Place 250g plain flour in a mound on a clean work surface or in a large bowl. Make a well in the centre, sprinkle ½ teaspoon salt around the edge, pour in about 120ml warm water and use a fork to gradually bring in the flour until a rough dough forms. Add the remaining 60ml water a little at a time, kneading until the dough is firm, pliable and no longer sticky.
Knead the dough vigorously on a lightly floured surface for 8–10 minutes until smooth and elastic. Shape it into a ball, wrap in cling film or cover with a damp tea towel and leave to rest at room temperature for at least 30 minutes.

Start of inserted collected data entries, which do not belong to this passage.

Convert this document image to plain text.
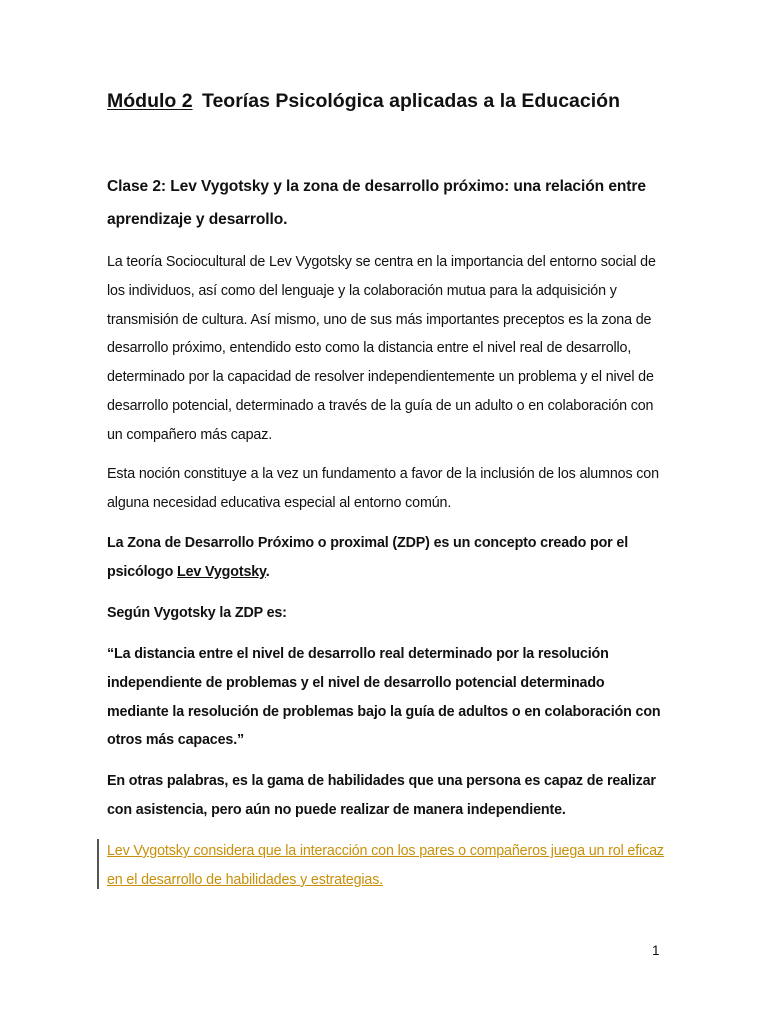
Módulo 2 Teorías Psicológica aplicadas a la Educación

Clase 2: Lev Vygotsky y la zona de desarrollo próximo: una relación entre aprendizaje y desarrollo.

La teoría Sociocultural de Lev Vygotsky se centra en la importancia del entorno social de los individuos, así como del lenguaje y la colaboración mutua para la adquisición y transmisión de cultura. Así mismo, uno de sus más importantes preceptos es la zona de desarrollo próximo, entendido esto como la distancia entre el nivel real de desarrollo, determinado por la capacidad de resolver independientemente un problema y el nivel de desarrollo potencial, determinado a través de la guía de un adulto o en colaboración con un compañero más capaz.

Esta noción constituye a la vez un fundamento a favor de la inclusión de los alumnos con alguna necesidad educativa especial al entorno común.

La Zona de Desarrollo Próximo o proximal (ZDP) es un concepto creado por el psicólogo Lev Vygotsky.

Según Vygotsky la ZDP es:

“La distancia entre el nivel de desarrollo real determinado por la resolución independiente de problemas y el nivel de desarrollo potencial determinado mediante la resolución de problemas bajo la guía de adultos o en colaboración con otros más capaces.”

En otras palabras, es la gama de habilidades que una persona es capaz de realizar con asistencia, pero aún no puede realizar de manera independiente.

Lev Vygotsky considera que la interacción con los pares o compañeros juega un rol eficaz en el desarrollo de habilidades y estrategias.

1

Divide the rested dough in half, keeping one portion covered while you roll out the other. On a lightly floured surface, roll it out to a sheet about 3mm thick. Cut into strips roughly 1cm wide and 5–7cm long. Roll each strip under your palm, applying gentle pressure from the centre outwards to form a twisted rope shape. Transfer the shaped strozzapreti to a floured baking tray and repeat with the remaining dough.

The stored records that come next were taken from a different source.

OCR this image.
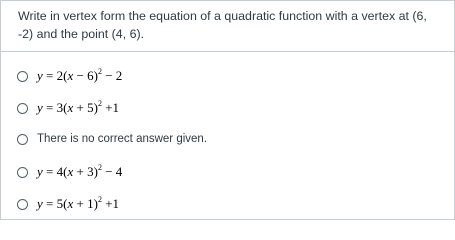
Write in vertex form the equation of a quadratic function with a vertex at (6, -2) and the point (4, 6).

$y = 2(x - 6)^2 - 2$
$y = 3(x + 5)^2 +1$
There is no correct answer given.
$y = 4(x + 3)^2 - 4$
$y = 5(x + 1)^2 +1$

Bring a large pan of generously salted water to the boil. Add the strozzapreti, stir gently to prevent sticking and cook for 5–7 minutes or until al dente.
Drain the pasta, reserving about 120ml of the cooking water. Return the strozzapreti to the pan, toss immediately with your favourite sauce, adding a little of the reserved water if needed, and serve straight away.